Die Verarbeitung von flexiblem Spacer-Material erfordert höchste Präzision. Das Material wird von der Rolle zugeführt und muss entlang des gesamten Prozesses exakt geführt, gestanzt und appliziert werden. In der Praxis zeigten sich dabei mehrere Herausforderungen: ungenaue Applikation, schwankende Butylaufträge, aufwendige Umrüstungen sowie begrenzte Flexibilität bei unterschiedlichen Spacer-Typen. Die Lösung? Die neue FSA-A von LiSEC.

Wann spielt flexibler Spacer seine Stärken aus?

Flexible Spacer sind insbesondere dort interessant, wo neben Funktion auch Design und Stabilität eine Rolle spielen:

  • Große Fassadenelemente
  • Anwendungen mit hohen optischen Anforderungen
  • Konstruktionen mit erhöhter Eigenstabilität

Durch die präzise Verarbeitung mit der FSA-A lassen sich diese Vorteile nun deutlich einfacher und prozesssicher realisieren. Ziel war es, bestehende Herausforderungen konsequent aufzugreifen und eine Anlage zu schaffen, die sowohl technisch als auch im täglichen Betrieb überzeugt. Dabei wurde nicht nur an einzelnen Stellschrauben gedreht, sondern nahezu alle relevanten Baugruppen überarbeitet.

 

Zentrale Verbesserungen im Überblick

1. PRÄZISER BUTYLAUFTRAG

Statt wie bisher über Drucksysteme zu arbeiten, erfolgt die Dosierung nun über eine Zahnradpumpe. Dadurch lässt sich der Butylauftrag exakt volumetrisch steuern. Das Ergebnis ist ein gleichmäßiger, sauberer Auftrag, der nicht nur die Gasdichtheit verbessert, sondern auch Verschmutzungen innerhalb der Maschine reduziert. Gleichzeitig sorgt das präzise Start- und Stoppverhalten dafür, dass der Auftrag optisch deutlich homogener erscheint.

2. OPTIMIERTE STANZQUALITÄT

Die Qualität der Stanzung spielt eine entscheidende Rolle, insbesondere an den Ecken. Hier zeigt sich, ob ein Element am Ende sauber und hochwertig wirkt oder nicht.

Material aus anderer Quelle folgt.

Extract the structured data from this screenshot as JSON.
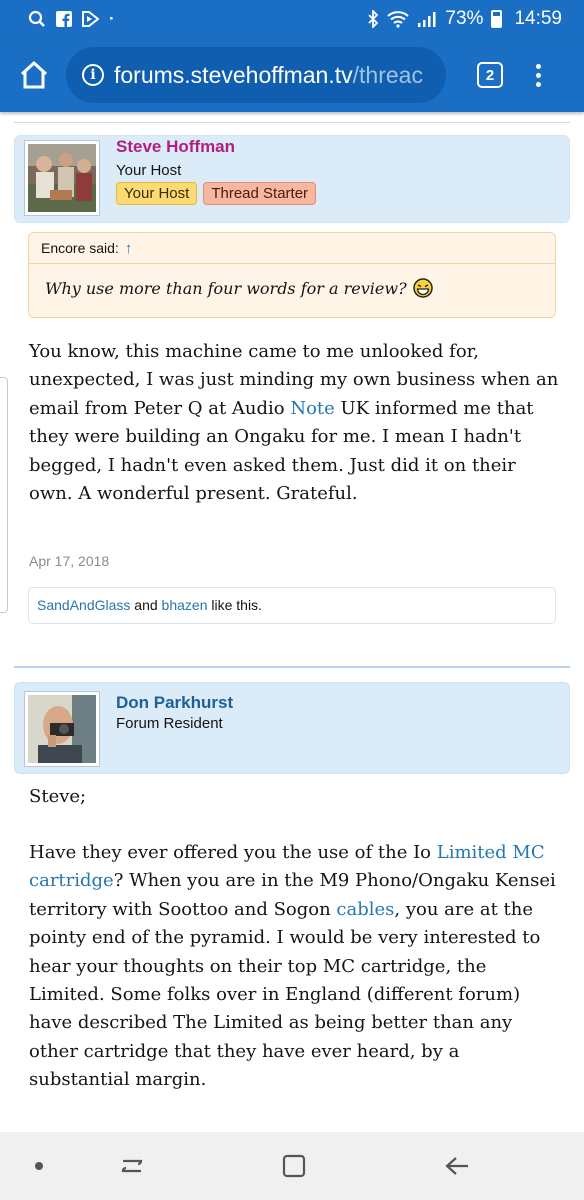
{
  "status_bar": {
    "battery": "73%",
    "time": "14:59"
  },
  "browser": {
    "url_domain": "forums.stevehoffman.tv",
    "url_path": "/threac",
    "tab_count": "2"
  },
  "post1": {
    "author": "Steve Hoffman",
    "author_title": "Your Host",
    "banners": [
      "Your Host",
      "Thread Starter"
    ],
    "quote_author": "Encore said:",
    "quote_arrow": "↑",
    "quote_text": "Why use more than four words for a review?",
    "text_before_link": "You know, this machine came to me unlooked for, unexpected, I was just minding my own business when an email from Peter Q at Audio ",
    "link_text": "Note",
    "text_after_link": " UK informed me that they were building an Ongaku for me. I mean I hadn't begged, I hadn't even asked them. Just did it on their own. A wonderful present. Grateful.",
    "date": "Apr 17, 2018",
    "liker1": "SandAndGlass",
    "likes_and": " and ",
    "liker2": "bhazen",
    "likes_suffix": " like this."
  },
  "post2": {
    "author": "Don Parkhurst",
    "author_title": "Forum Resident",
    "greeting": "Steve;",
    "p_part1": "Have they ever offered you the use of the Io ",
    "link1": "Limited MC cartridge",
    "p_part2": "? When you are in the M9 Phono/Ongaku Kensei territory with Soottoo and Sogon ",
    "link2": "cables",
    "p_part3": ", you are at the pointy end of the pyramid. I would be very interested to hear your thoughts on their top MC cartridge, the Limited. Some folks over in England (different forum) have described The Limited as being better than any other cartridge that they have ever heard, by a substantial margin."
  },
  "colors": {
    "browser_bar": "#1a6fc4",
    "author1_name": "#b0207f",
    "author2_name": "#1f5f96",
    "link": "#2577b1",
    "user_block_bg": "#dcebf8",
    "quote_bg": "#fff4e5"
  },
  "icons": [
    "search-icon",
    "facebook-icon",
    "flipboard-icon",
    "bluetooth-icon",
    "wifi-icon",
    "signal-icon",
    "battery-icon",
    "home-icon",
    "info-icon",
    "tabs-icon",
    "more-icon",
    "laughing-emoji-icon",
    "nav-dot-icon",
    "recents-icon",
    "home-nav-icon",
    "back-icon"
  ]
}
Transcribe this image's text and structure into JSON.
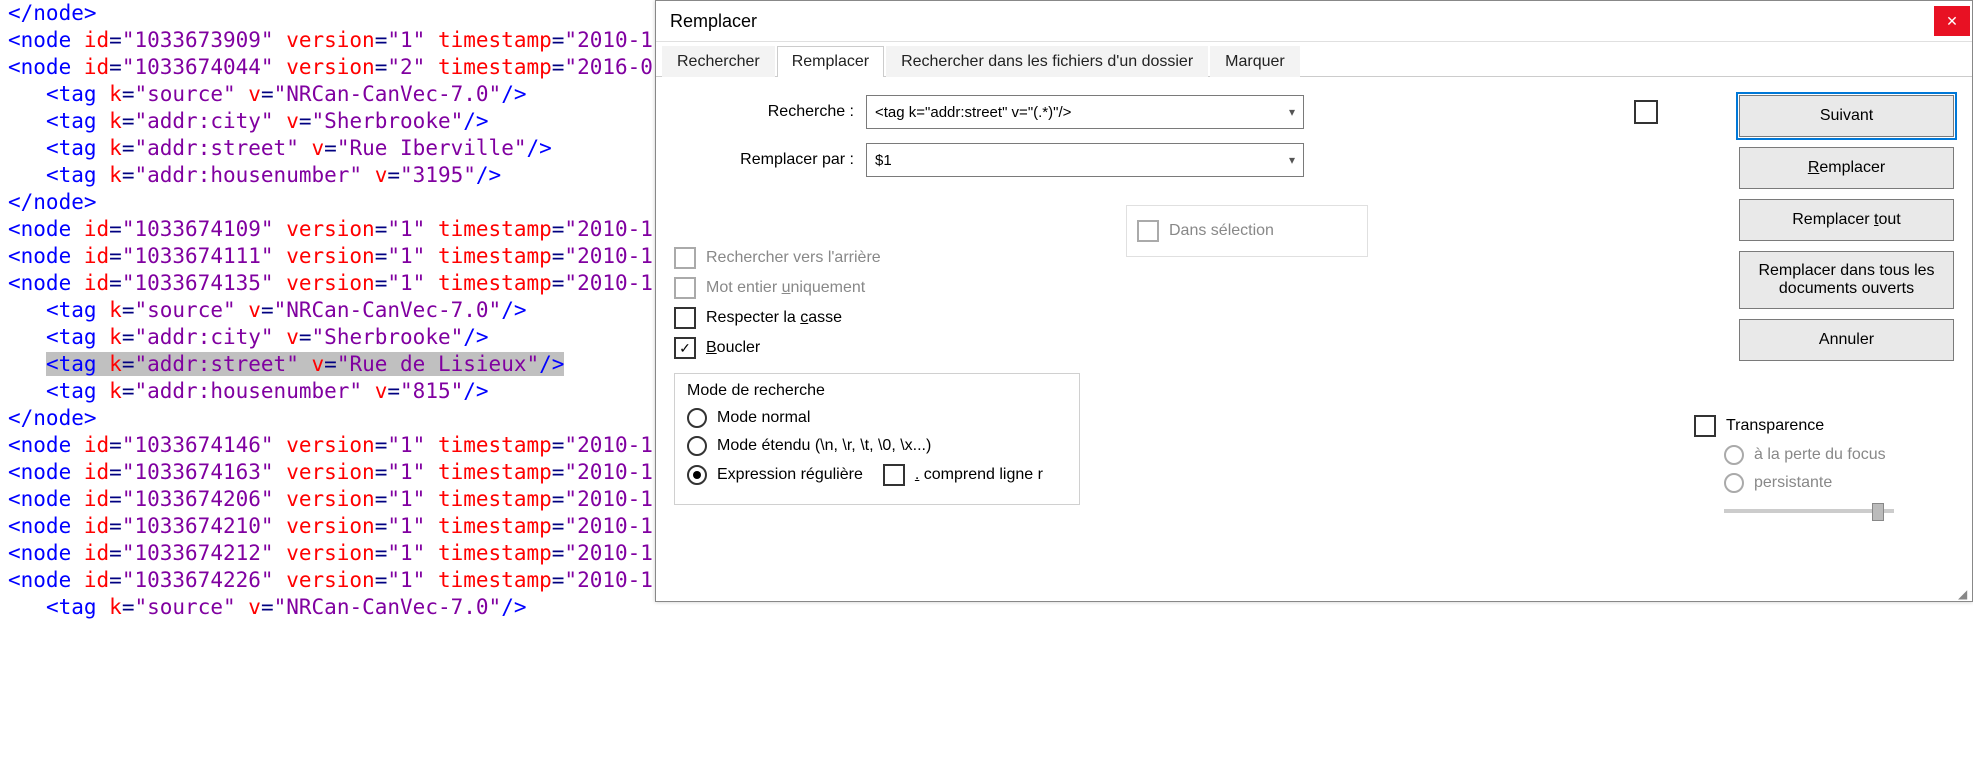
{
  "dialog": {
    "title": "Remplacer",
    "tabs": [
      "Rechercher",
      "Remplacer",
      "Rechercher dans les fichiers d'un dossier",
      "Marquer"
    ],
    "active_tab": 1,
    "search_label": "Recherche :",
    "search_value": "<tag k=\"addr:street\" v=\"(.*)\"/>",
    "replace_label": "Remplacer par :",
    "replace_value": "$1",
    "in_selection": "Dans sélection",
    "buttons": {
      "next": "Suivant",
      "replace": "Remplacer",
      "replace_all": "Remplacer tout",
      "replace_all_docs": "Remplacer dans tous les documents ouverts",
      "cancel": "Annuler"
    },
    "opts": {
      "backward": "Rechercher vers l'arrière",
      "whole_word": "Mot entier uniquement",
      "match_case": "Respecter la casse",
      "wrap": "Boucler",
      "wrap_checked": true
    },
    "mode": {
      "title": "Mode de recherche",
      "normal": "Mode normal",
      "extended": "Mode étendu (\\n, \\r, \\t, \\0, \\x...)",
      "regex": "Expression régulière",
      "dot_nl": ". comprend ligne r",
      "selected": "regex"
    },
    "transparency": {
      "label": "Transparence",
      "on_lose_focus": "à la perte du focus",
      "persistent": "persistante"
    }
  },
  "editor": {
    "lines": [
      {
        "t": "close",
        "txt": "</node>"
      },
      {
        "t": "node",
        "id": "1033673909",
        "ver": "1",
        "ts": "2010-1"
      },
      {
        "t": "node",
        "id": "1033674044",
        "ver": "2",
        "ts": "2016-0"
      },
      {
        "t": "tag",
        "k": "source",
        "v": "NRCan-CanVec-7.0"
      },
      {
        "t": "tag",
        "k": "addr:city",
        "v": "Sherbrooke"
      },
      {
        "t": "tag",
        "k": "addr:street",
        "v": "Rue Iberville"
      },
      {
        "t": "tag",
        "k": "addr:housenumber",
        "v": "3195"
      },
      {
        "t": "close",
        "txt": "</node>"
      },
      {
        "t": "node",
        "id": "1033674109",
        "ver": "1",
        "ts": "2010-1"
      },
      {
        "t": "node",
        "id": "1033674111",
        "ver": "1",
        "ts": "2010-1"
      },
      {
        "t": "node",
        "id": "1033674135",
        "ver": "1",
        "ts": "2010-1"
      },
      {
        "t": "tag",
        "k": "source",
        "v": "NRCan-CanVec-7.0"
      },
      {
        "t": "tag",
        "k": "addr:city",
        "v": "Sherbrooke"
      },
      {
        "t": "tag",
        "k": "addr:street",
        "v": "Rue de Lisieux",
        "sel": true
      },
      {
        "t": "tag",
        "k": "addr:housenumber",
        "v": "815"
      },
      {
        "t": "close",
        "txt": "</node>"
      },
      {
        "t": "node",
        "id": "1033674146",
        "ver": "1",
        "ts": "2010-1"
      },
      {
        "t": "node",
        "id": "1033674163",
        "ver": "1",
        "ts": "2010-1"
      },
      {
        "t": "node",
        "id": "1033674206",
        "ver": "1",
        "ts": "2010-1"
      },
      {
        "t": "node",
        "id": "1033674210",
        "ver": "1",
        "ts": "2010-1"
      },
      {
        "t": "node",
        "id": "1033674212",
        "ver": "1",
        "ts": "2010-1"
      },
      {
        "t": "node",
        "id": "1033674226",
        "ver": "1",
        "ts": "2010-1"
      },
      {
        "t": "tag",
        "k": "source",
        "v": "NRCan-CanVec-7.0"
      }
    ]
  }
}
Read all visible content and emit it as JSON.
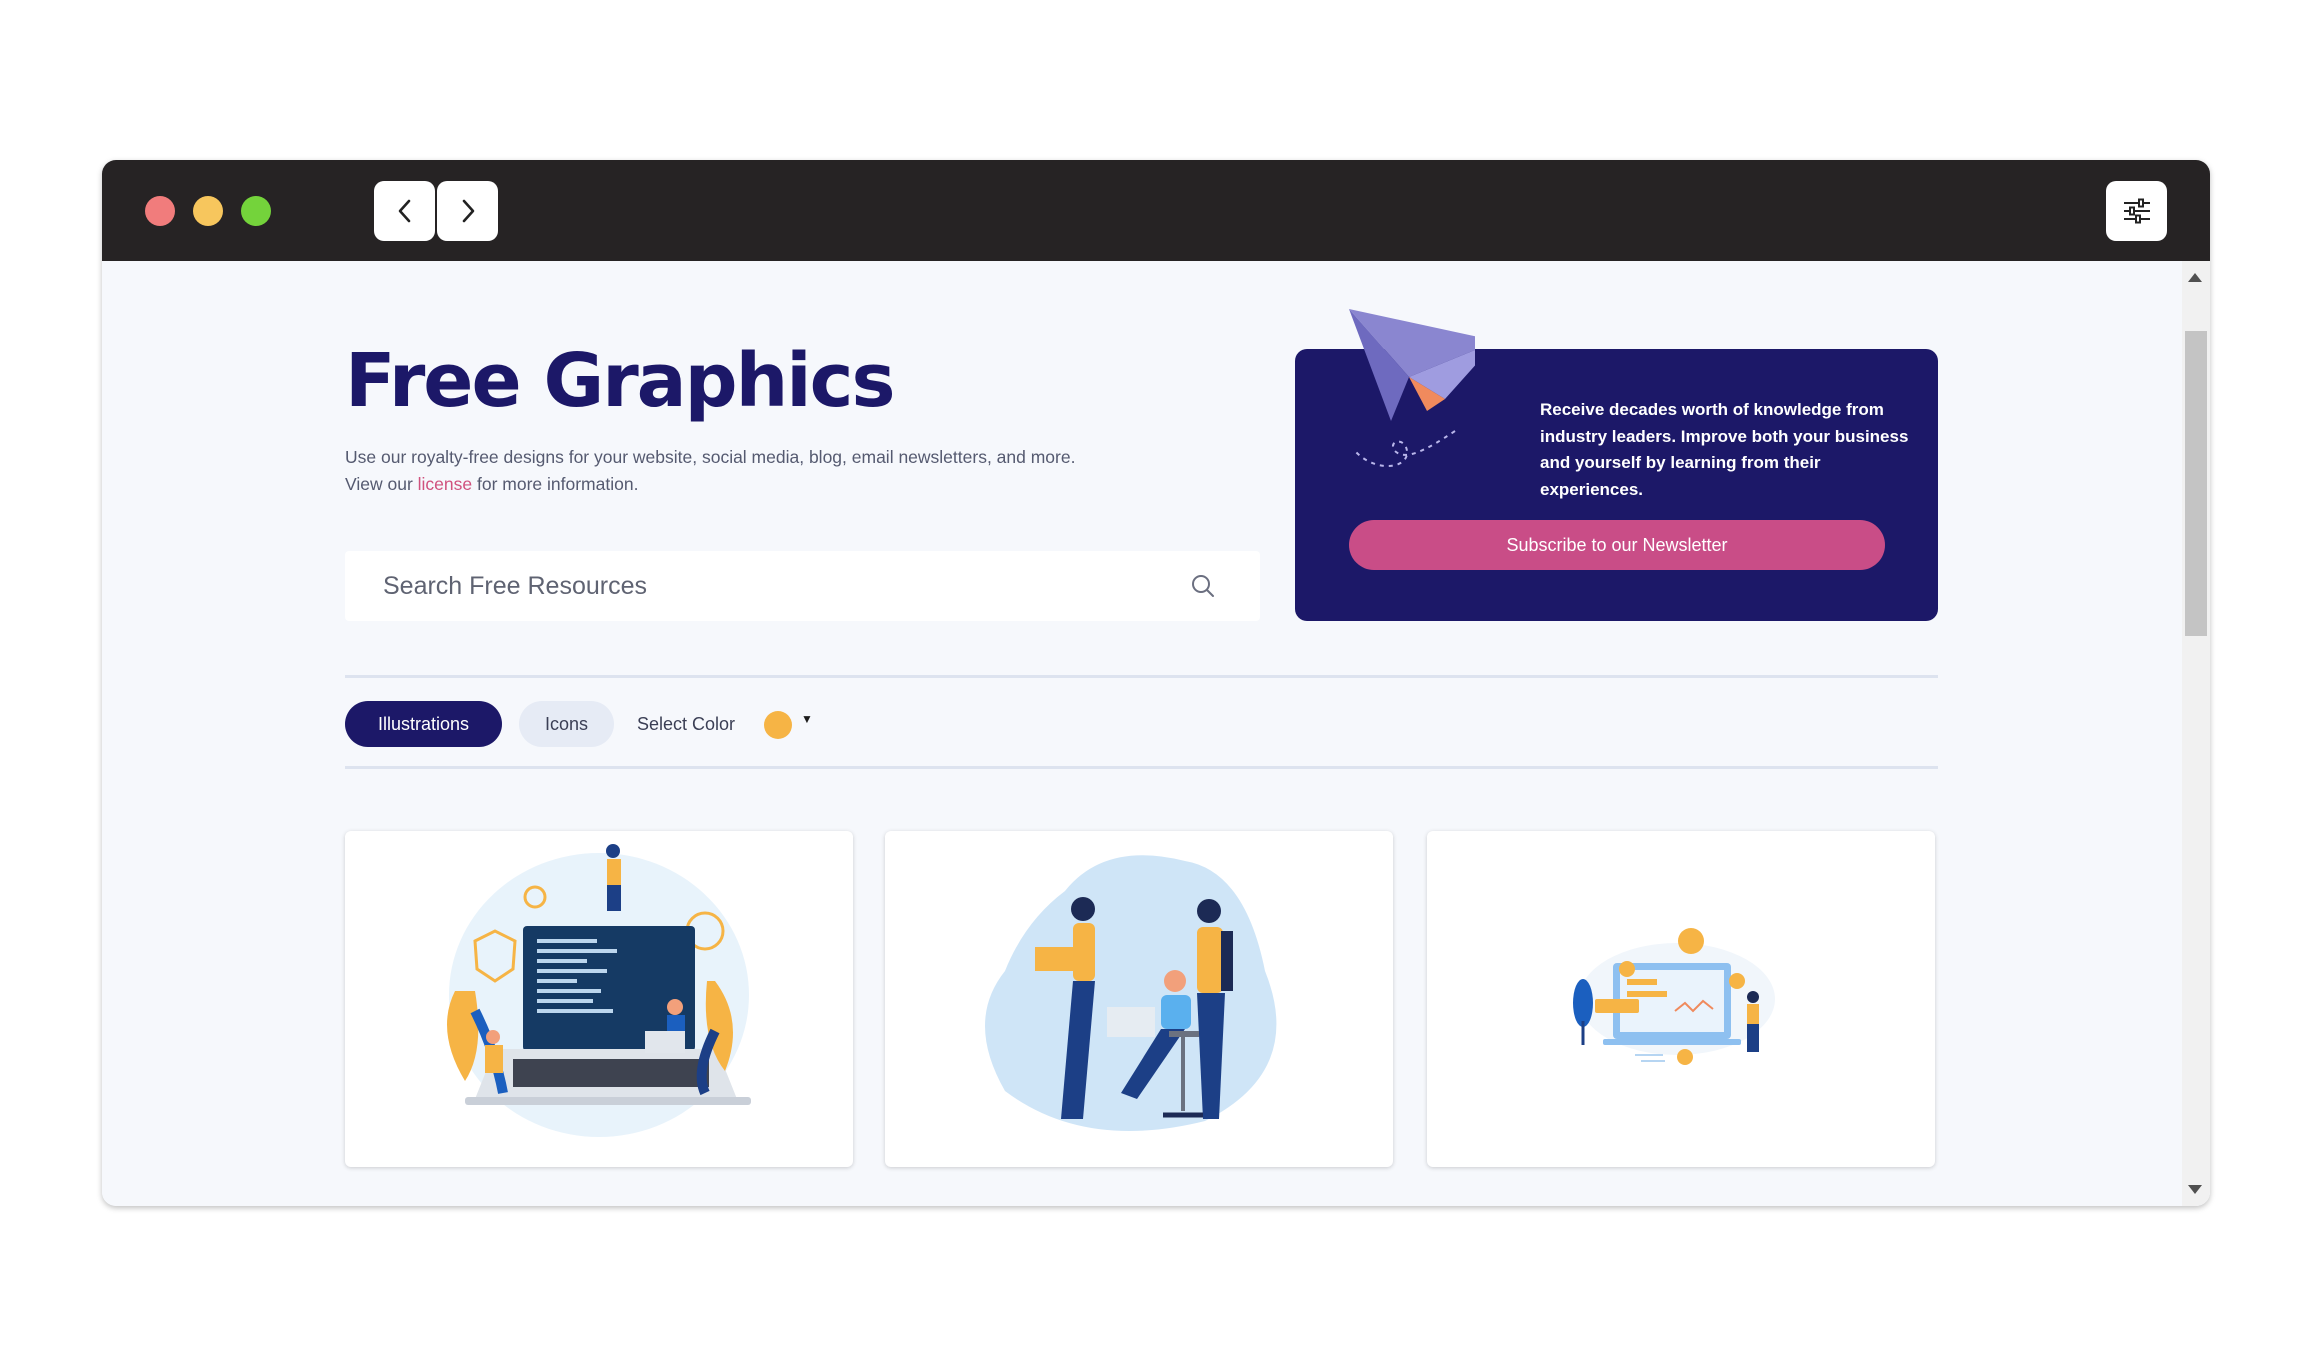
{
  "hero": {
    "title": "Free Graphics",
    "desc_before": "Use our royalty-free designs for your website, social media, blog, email newsletters, and more. View our ",
    "desc_link": "license",
    "desc_after": " for more information."
  },
  "search": {
    "placeholder": "Search Free Resources",
    "icon": "search-icon"
  },
  "promo": {
    "text": "Receive decades worth of knowledge from industry leaders. Improve both your business and yourself by learning from their experiences.",
    "button_label": "Subscribe to our Newsletter",
    "icon": "paper-plane-icon"
  },
  "filters": {
    "tabs": [
      {
        "label": "Illustrations",
        "active": true
      },
      {
        "label": "Icons",
        "active": false
      }
    ],
    "color_label": "Select Color",
    "selected_color": "#f6b445"
  },
  "cards": [
    {
      "subject": "people working on a large laptop with code"
    },
    {
      "subject": "team of three people with laptops"
    },
    {
      "subject": "person presenting a dashboard screen"
    }
  ],
  "colors": {
    "brand_navy": "#1c1868",
    "accent_pink": "#c94d87",
    "titlebar": "#262324"
  }
}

Durch die Verbesserungen in der Stanztechnologie entstehen klar definierte Geometrien, die sich sowohl technisch als auch optisch positiv auswirken – insbesondere bei anspruchsvollen Anwendungen im Fassadenbereich.

3. Stabiler und präziser Materialtransport

Neben der eigentlichen Bearbeitung wurde auch der Materialfluss innerhalb der Anlage neu gestaltet. Der Transport des flexiblen Spacers zu Applikation erfolgt nun über einen Raupenvorschub, der das Material vollflächig führt. Dadurch wird der Spacer stabiler bewegt und lässt sich deutlich präziser positionieren. In Kombination mit integrierten Längenausgleichen wird sichergestellt, dass auch bei dynamischen Prozessen und hohen Taktzeiten eine gleichbleibend hohe Qualität erreicht wird.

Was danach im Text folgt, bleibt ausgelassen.